Gov. Phil Murphy’s executive order to allow renters to use their security deposits to help pay their rent should ensure that a greater number of tenants in many of the state’s 1.2 million rental units will be able to pay their rent — which, for many, comes due Friday.
Dave Brogan, the executive director of the New Jersey Apartment Association, recognizes the value of making those funds available and salutes the administration for finding another way to keep rent payments going rather than attempting to institute a blanket forgiveness policy.
Brogan, however, remains concerned about the future. He not only fears the collection of rent in June will be harder than May — he’s concerned too many people in the state don’t understand the relationship landlords have with their tenants and, more importantly, with the economy.
“This is not an adversarial relationship,” he said. “And, I think too many people try to make it seem that way, to fit their agenda. It’s not. In fact, for most people, it’s a transactional relationship — the tenant pays the rent and the landlord provides services. And, for some, this relationship has lasted decades.”
The bigger issue is the industry’s relationship with the economy, Brogan said.
“The multifamily ecosystem is extremely important to the state,” he said. “We are an industry that is about more than putting money in a landlord’s pocket, we’re putting money into the economy — whether it be salaries to people on staff, property taxes paid, money toward vendors and money toward those who are making repairs and renovations.
“Look at the recent storms; a lot of units needed repairs. That is money we are putting back into the economy.”
Murphy has stressed that he wants landlords to pay forward any mortgage relief they may be getting — and he has repeatedly made clear that no one can be evicted during this crisis.
Brogan said the industry agrees on both points — and agrees with the idea that no extra fees should be added at this time.
The worry is finding another solution. The security deposit ruling will only be good for one month.
Brogan said the industry was short on rent by 10-13% in April.
“The impact of COVID on April rents was not terrible,” he said. “My fear is that May is going to be worse than April, and June is going to be worse than May.”
And Brogan said it’s important to recognize that each landlord has a unique challenge — issues that could be based on factors from the number of tenants they have to the size of the bills that come with their properties.
“Some landlords are going to have more flexibility than others,” he said. “There’s no one-size-fits-all solution for this industry — or any industry.
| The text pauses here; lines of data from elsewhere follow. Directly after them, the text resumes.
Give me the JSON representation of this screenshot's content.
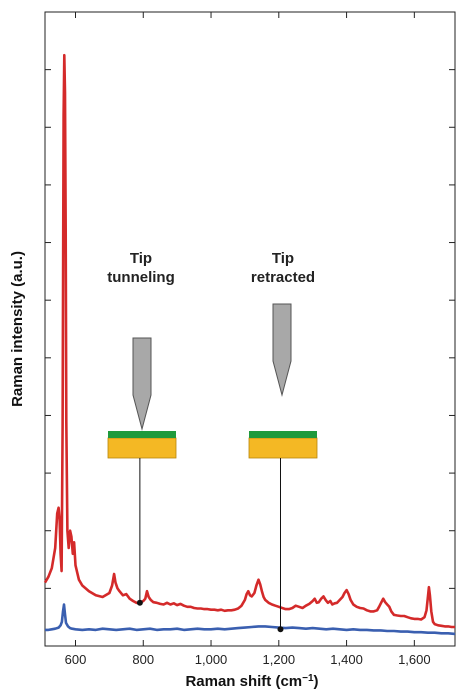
{
  "chart_data": {
    "type": "line",
    "xlabel": "Raman shift (cm",
    "xlabel_superscript": "−1",
    "xlabel_close": ")",
    "ylabel": "Raman intensity (a.u.)",
    "xlim": [
      510,
      1720
    ],
    "ylim": [
      0,
      11
    ],
    "x_ticks": [
      {
        "value": 600,
        "label": "600"
      },
      {
        "value": 800,
        "label": "800"
      },
      {
        "value": 1000,
        "label": "1,000"
      },
      {
        "value": 1200,
        "label": "1,200"
      },
      {
        "value": 1400,
        "label": "1,400"
      },
      {
        "value": 1600,
        "label": "1,600"
      }
    ],
    "y_tick_values": [
      0,
      1,
      2,
      3,
      4,
      5,
      6,
      7,
      8,
      9,
      10,
      11
    ],
    "series": [
      {
        "color": "#d42a2a",
        "points": [
          [
            510,
            1.1
          ],
          [
            520,
            1.2
          ],
          [
            530,
            1.35
          ],
          [
            540,
            1.7
          ],
          [
            546,
            2.3
          ],
          [
            550,
            2.4
          ],
          [
            553,
            2.2
          ],
          [
            556,
            1.6
          ],
          [
            559,
            1.3
          ],
          [
            562,
            3.8
          ],
          [
            565,
            9.2
          ],
          [
            567,
            10.25
          ],
          [
            569,
            9.6
          ],
          [
            571,
            7.2
          ],
          [
            573,
            3.9
          ],
          [
            576,
            2.0
          ],
          [
            580,
            1.7
          ],
          [
            584,
            2.0
          ],
          [
            588,
            1.9
          ],
          [
            592,
            1.6
          ],
          [
            596,
            1.8
          ],
          [
            600,
            1.4
          ],
          [
            610,
            1.15
          ],
          [
            620,
            1.05
          ],
          [
            640,
            0.95
          ],
          [
            660,
            0.88
          ],
          [
            680,
            0.85
          ],
          [
            700,
            0.92
          ],
          [
            708,
            1.05
          ],
          [
            714,
            1.25
          ],
          [
            718,
            1.1
          ],
          [
            724,
            1.0
          ],
          [
            730,
            0.95
          ],
          [
            740,
            0.88
          ],
          [
            750,
            0.9
          ],
          [
            760,
            0.82
          ],
          [
            770,
            0.78
          ],
          [
            780,
            0.75
          ],
          [
            790,
            0.75
          ],
          [
            800,
            0.78
          ],
          [
            806,
            0.82
          ],
          [
            811,
            0.95
          ],
          [
            816,
            0.85
          ],
          [
            822,
            0.8
          ],
          [
            830,
            0.76
          ],
          [
            840,
            0.75
          ],
          [
            850,
            0.73
          ],
          [
            860,
            0.72
          ],
          [
            870,
            0.75
          ],
          [
            880,
            0.72
          ],
          [
            890,
            0.74
          ],
          [
            900,
            0.71
          ],
          [
            910,
            0.73
          ],
          [
            920,
            0.7
          ],
          [
            930,
            0.68
          ],
          [
            940,
            0.68
          ],
          [
            950,
            0.66
          ],
          [
            960,
            0.65
          ],
          [
            970,
            0.65
          ],
          [
            980,
            0.64
          ],
          [
            990,
            0.64
          ],
          [
            1000,
            0.63
          ],
          [
            1010,
            0.63
          ],
          [
            1020,
            0.62
          ],
          [
            1030,
            0.63
          ],
          [
            1040,
            0.61
          ],
          [
            1050,
            0.62
          ],
          [
            1060,
            0.62
          ],
          [
            1070,
            0.63
          ],
          [
            1080,
            0.65
          ],
          [
            1090,
            0.7
          ],
          [
            1100,
            0.8
          ],
          [
            1105,
            0.9
          ],
          [
            1110,
            0.95
          ],
          [
            1115,
            0.88
          ],
          [
            1120,
            0.86
          ],
          [
            1128,
            0.92
          ],
          [
            1134,
            1.05
          ],
          [
            1140,
            1.15
          ],
          [
            1145,
            1.07
          ],
          [
            1150,
            0.95
          ],
          [
            1155,
            0.85
          ],
          [
            1160,
            0.8
          ],
          [
            1170,
            0.75
          ],
          [
            1180,
            0.72
          ],
          [
            1190,
            0.7
          ],
          [
            1200,
            0.68
          ],
          [
            1210,
            0.66
          ],
          [
            1220,
            0.64
          ],
          [
            1230,
            0.64
          ],
          [
            1240,
            0.66
          ],
          [
            1250,
            0.7
          ],
          [
            1260,
            0.68
          ],
          [
            1270,
            0.66
          ],
          [
            1280,
            0.7
          ],
          [
            1290,
            0.73
          ],
          [
            1300,
            0.78
          ],
          [
            1306,
            0.82
          ],
          [
            1312,
            0.75
          ],
          [
            1318,
            0.76
          ],
          [
            1325,
            0.82
          ],
          [
            1332,
            0.86
          ],
          [
            1338,
            0.8
          ],
          [
            1345,
            0.75
          ],
          [
            1352,
            0.78
          ],
          [
            1358,
            0.72
          ],
          [
            1365,
            0.74
          ],
          [
            1372,
            0.75
          ],
          [
            1380,
            0.8
          ],
          [
            1388,
            0.85
          ],
          [
            1394,
            0.92
          ],
          [
            1400,
            0.97
          ],
          [
            1406,
            0.9
          ],
          [
            1412,
            0.8
          ],
          [
            1420,
            0.72
          ],
          [
            1430,
            0.68
          ],
          [
            1440,
            0.66
          ],
          [
            1450,
            0.65
          ],
          [
            1460,
            0.62
          ],
          [
            1470,
            0.6
          ],
          [
            1480,
            0.6
          ],
          [
            1490,
            0.62
          ],
          [
            1496,
            0.68
          ],
          [
            1502,
            0.75
          ],
          [
            1508,
            0.82
          ],
          [
            1514,
            0.76
          ],
          [
            1520,
            0.72
          ],
          [
            1526,
            0.68
          ],
          [
            1532,
            0.6
          ],
          [
            1540,
            0.54
          ],
          [
            1550,
            0.53
          ],
          [
            1560,
            0.52
          ],
          [
            1570,
            0.52
          ],
          [
            1580,
            0.5
          ],
          [
            1590,
            0.48
          ],
          [
            1600,
            0.47
          ],
          [
            1610,
            0.47
          ],
          [
            1620,
            0.46
          ],
          [
            1630,
            0.5
          ],
          [
            1636,
            0.62
          ],
          [
            1640,
            0.85
          ],
          [
            1643,
            1.02
          ],
          [
            1646,
            0.88
          ],
          [
            1650,
            0.6
          ],
          [
            1655,
            0.42
          ],
          [
            1660,
            0.38
          ],
          [
            1670,
            0.36
          ],
          [
            1680,
            0.35
          ],
          [
            1690,
            0.34
          ],
          [
            1700,
            0.34
          ],
          [
            1710,
            0.33
          ],
          [
            1720,
            0.33
          ]
        ]
      },
      {
        "color": "#3a5fb0",
        "points": [
          [
            510,
            0.28
          ],
          [
            520,
            0.28
          ],
          [
            530,
            0.29
          ],
          [
            540,
            0.3
          ],
          [
            550,
            0.32
          ],
          [
            556,
            0.36
          ],
          [
            560,
            0.42
          ],
          [
            563,
            0.6
          ],
          [
            566,
            0.72
          ],
          [
            569,
            0.55
          ],
          [
            572,
            0.4
          ],
          [
            578,
            0.34
          ],
          [
            584,
            0.31
          ],
          [
            590,
            0.3
          ],
          [
            600,
            0.29
          ],
          [
            620,
            0.28
          ],
          [
            640,
            0.29
          ],
          [
            660,
            0.28
          ],
          [
            680,
            0.3
          ],
          [
            700,
            0.29
          ],
          [
            720,
            0.28
          ],
          [
            740,
            0.29
          ],
          [
            760,
            0.3
          ],
          [
            780,
            0.28
          ],
          [
            800,
            0.29
          ],
          [
            820,
            0.3
          ],
          [
            840,
            0.28
          ],
          [
            860,
            0.29
          ],
          [
            880,
            0.29
          ],
          [
            900,
            0.3
          ],
          [
            920,
            0.28
          ],
          [
            940,
            0.29
          ],
          [
            960,
            0.3
          ],
          [
            980,
            0.29
          ],
          [
            1000,
            0.29
          ],
          [
            1020,
            0.3
          ],
          [
            1040,
            0.29
          ],
          [
            1060,
            0.3
          ],
          [
            1080,
            0.31
          ],
          [
            1100,
            0.32
          ],
          [
            1120,
            0.33
          ],
          [
            1140,
            0.34
          ],
          [
            1160,
            0.34
          ],
          [
            1180,
            0.33
          ],
          [
            1200,
            0.32
          ],
          [
            1220,
            0.31
          ],
          [
            1240,
            0.32
          ],
          [
            1260,
            0.31
          ],
          [
            1280,
            0.3
          ],
          [
            1300,
            0.31
          ],
          [
            1320,
            0.3
          ],
          [
            1340,
            0.29
          ],
          [
            1360,
            0.3
          ],
          [
            1380,
            0.29
          ],
          [
            1400,
            0.28
          ],
          [
            1420,
            0.29
          ],
          [
            1440,
            0.28
          ],
          [
            1460,
            0.28
          ],
          [
            1480,
            0.27
          ],
          [
            1500,
            0.27
          ],
          [
            1520,
            0.26
          ],
          [
            1540,
            0.26
          ],
          [
            1560,
            0.25
          ],
          [
            1580,
            0.25
          ],
          [
            1600,
            0.24
          ],
          [
            1620,
            0.24
          ],
          [
            1640,
            0.23
          ],
          [
            1660,
            0.23
          ],
          [
            1680,
            0.22
          ],
          [
            1700,
            0.22
          ],
          [
            1720,
            0.21
          ]
        ]
      }
    ],
    "annotations": [
      {
        "line1": "Tip",
        "line2": "tunneling",
        "x_value": 790,
        "marker_y": 0.75
      },
      {
        "line1": "Tip",
        "line2": "retracted",
        "x_value": 1205,
        "marker_y": 0.29
      }
    ]
  },
  "colors": {
    "red_series": "#d42a2a",
    "blue_series": "#3a5fb0",
    "substrate_top": "#1f9a3c",
    "substrate_bottom": "#f4b824",
    "tip_fill": "#a8a8a8",
    "tip_stroke": "#555555"
  }
}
A loss of revenue of 10% has a totally different impact if you are highly leveraged.”
Brogan again called for federal assistance — something the National Apartment Association has been lobbying for and that is outlined in a state Senate bill sponsored by Senate President Steve Sweeney (D-West Deptford) and Sen. Brian Stack (D-Jersey City).
“We really need the multifamily industry to stay strong,” he said. “If property tax payments don’t get made, it can have a domino effect for municipalities. The multifamily industry is extremely important in a state where, as the governor says, we’re out of money.”
Finding a way to keep money flowing is important for the entire economy, not just landlords, Brogan said.
“I really appreciate the governor saying, ‘If you can pay rent, you should pay rent,’ because that rent revenue that comes in from people who are lucky enough not to be financially affected by COVID helps the landlord work with the people who are affected by COVID,” he said.
“Just as the impact of COVID is unique for each person, it’s unique for each landlord.”
That’s why there are no perfect solutions, Brogan said. The only good news: This should not be a long-term problem:
“This crisis will end,” he said. “It’s not like we’re just kicking the can down the road or something will be around forever.
“In these difficult times, we need to be creative in finding solutions.”
The state has done that for May. June soon will be on the clock.